Credible Opinions
28 March 2023

The Rise of Midtech

Midtech
Will Twigden
Anton Pankevych

Following the pandemic there was a surge in venture capital funding looking to invest in Life Science companies at many points along their journeys. The venture capitalists were less worried about business failure than they were about missing the chance of discovering a unicorn. In 2021, £4.5bn was raised in the UK for life sciences. In 2022, as the macroeconomic picture started to worsen, the funding taps which were a deluge in 2021 turned towards a steady flow in 2022 with £3bn being raised (still the second best year on record). By no means has the fundraising dried up, but without a doubt it has become more selective and the “COVID Effect” receded.

Life sciences and property are the meeting of contrasting minds and concept, the tangible vs the intangible, physical vs abstract, Oxford vs Oxford Brookes, but actually when it comes to understanding the real estate, it is the scientists who need the education, as real estate has come second in their minds for too long. Real estate costs were never a consideration for these companies when they had endless funding, but as the funding pinch starts to be felt across the sector, the cost of the real estate begins to be a question on the scientist’s lips.

As cost becomes an issue, the question that keeps being raised is how we can deliver a value alternative to the full specification research and development buildings where investors have paid £10m+ per acre for the land. The answer is that you can’t, but also that this is not a problem, not all companies need to be in the “CBD”, there are locations on the fringes that often work much better for companies that are traditionally secretive and elusive. The value alternative is not a 5 storey fitted lab building with a £500psf base build cost, but it is something close to DTRE’s heart….a shed. 4 walls and a roof with a loading door and a yard. Tenants have been using this product with their fit out for years, but landlords have not been rentalising it, they have achieved industrial rents despite the tenant fit out often being significantly higher in value than the real estate itself.

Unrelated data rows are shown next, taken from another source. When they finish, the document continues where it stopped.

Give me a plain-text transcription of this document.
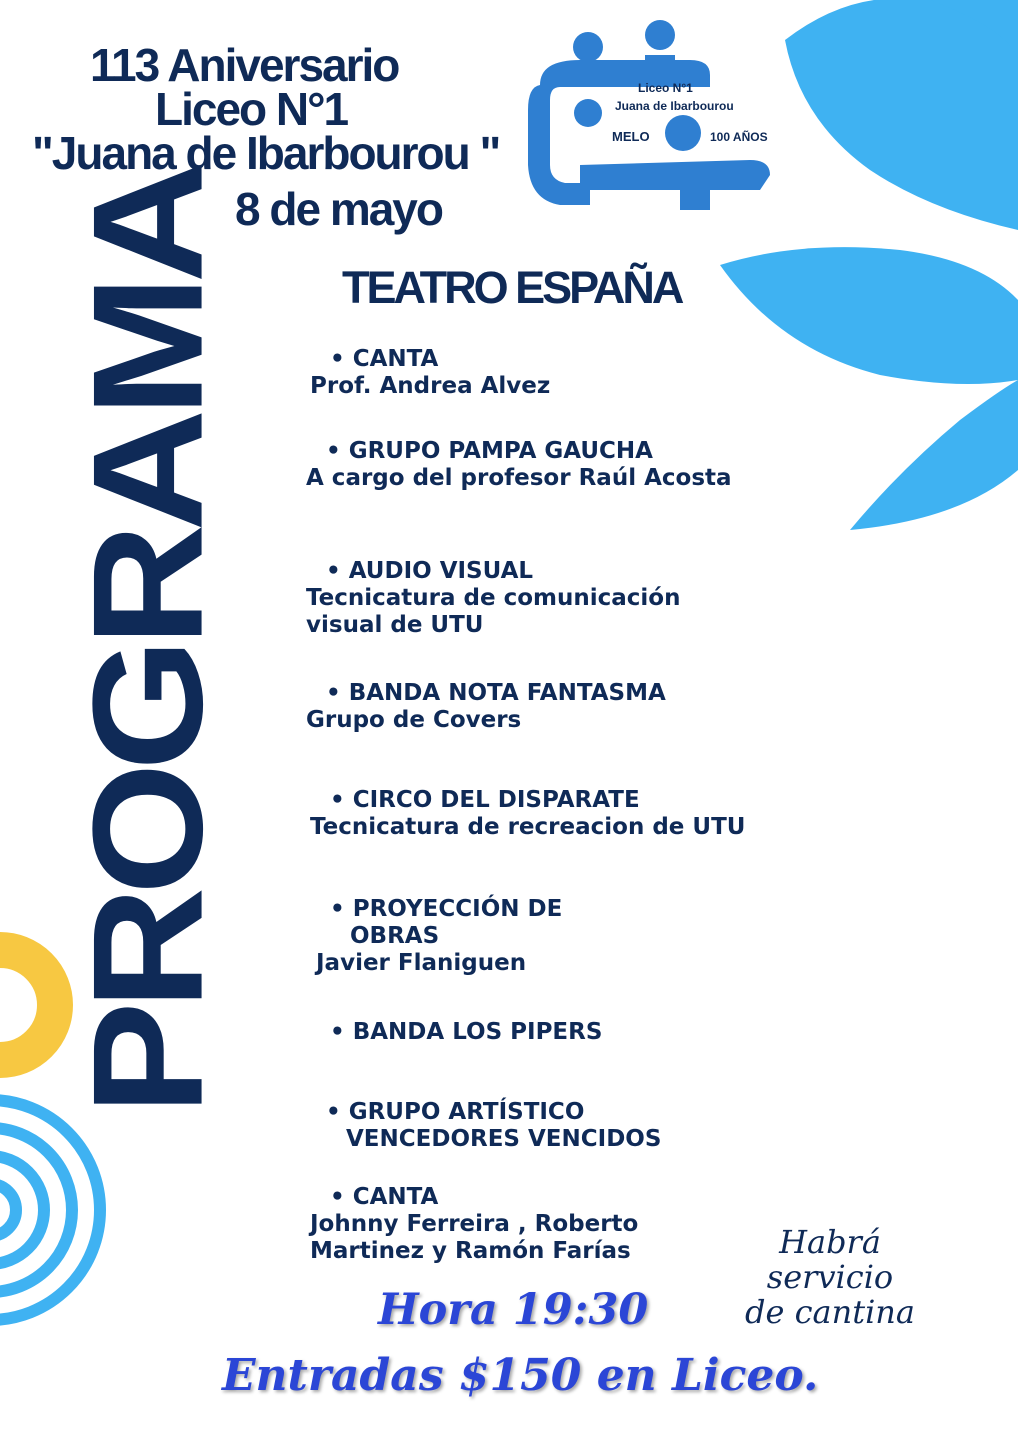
113 Aniversario
Liceo N°1
"Juana de Ibarbourou "
8 de mayo
Liceo N°1
Juana de Ibarbourou
MELO	100 AÑOS
PROGRAMA TEATRO ESPAÑA
• CANTA
Prof. Andrea Alvez
• GRUPO PAMPA GAUCHA
A cargo del profesor Raúl Acosta
• AUDIO VISUAL
Tecnicatura de comunicación
visual de UTU
• BANDA NOTA FANTASMA
Grupo de Covers
• CIRCO DEL DISPARATE
Tecnicatura de recreacion de UTU
• PROYECCIÓN DE
OBRAS
Javier Flaniguen
• BANDA LOS PIPERS
• GRUPO ARTÍSTICO
VENCEDORES VENCIDOS
• CANTA
Johnny Ferreira , Roberto
Martinez y Ramón Farías	Habrá
servicio
de cantina
Hora 19:30
Entradas $150 en Liceo.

Is it just 4 walls and a tin roof? It is not quite that simple, life science is about the clustering of minds and businesses, it is about ecosystem creation and it is about access to talent. These buildings have to look the part (see image above). The internal however is less bespoke. It is an industrial shell on the ground floor, with a minimum height of approximately 4 metres to the underside of the mezzanine floor. The mezzanine should cover a minimum of 50% of the floor area to allow an adequate provision for write up space, and be fitted out to Cat A office, as speed to occupation is critical for these companies. The ability to load directly to the first floor is important, and the ability to have heavy manufacturing equipment often requires a portion of the building to be full height. When you pour these ingredients into the melting pot, what you get is mid-tech.

The greenery, the space, the ecosystem, the lack of competing supply all lead to the higher rents. To make mid-tech work, it has to be located close to the high specification R&D to allow for the clustering effect, whilst offering a value alternative to the differing business needs of these companies which will include GMP and logistics requirements. There is in excess of 3m sq ft of high value R&D being brought through the Cambridge planning system, and because of this, ancillary and lower value science and technology uses will grow. We will start to see the gap between mid-tech and those for advanced specification laboratory buildings close but there is a lot of headroom. Tenants in most cases where requirements are over 5,000 sq ft prefer to do their own fit out as it becomes more specialised than generic, so a base rent of £25 per sq ft instead of £60+ for a property delivered to them as shell and core will start to look attractive as the funding taps continue to tighten, which invariably they will, and capital preservation becomes increasingly important.

The growth of midtech will come around the life science clusters in the UK, they will come on the points of the Golden Triangle, not within the dark shaded area within the triangle where there is an embarrassing amount of commentary to say the entirety of the triangle has the potential to be a cluster. Until the University of Luton becomes a global leader in molecular biology then it has no life science ingredients at all, buildings on Capability Green do not have a ‘life science angle’.

We have seen the birth of the ‘mid-tech’ sector at Oxford Technology Park and at Harwell, but these parks barely scratch the itch, the goal is open – developers just need to take a shot.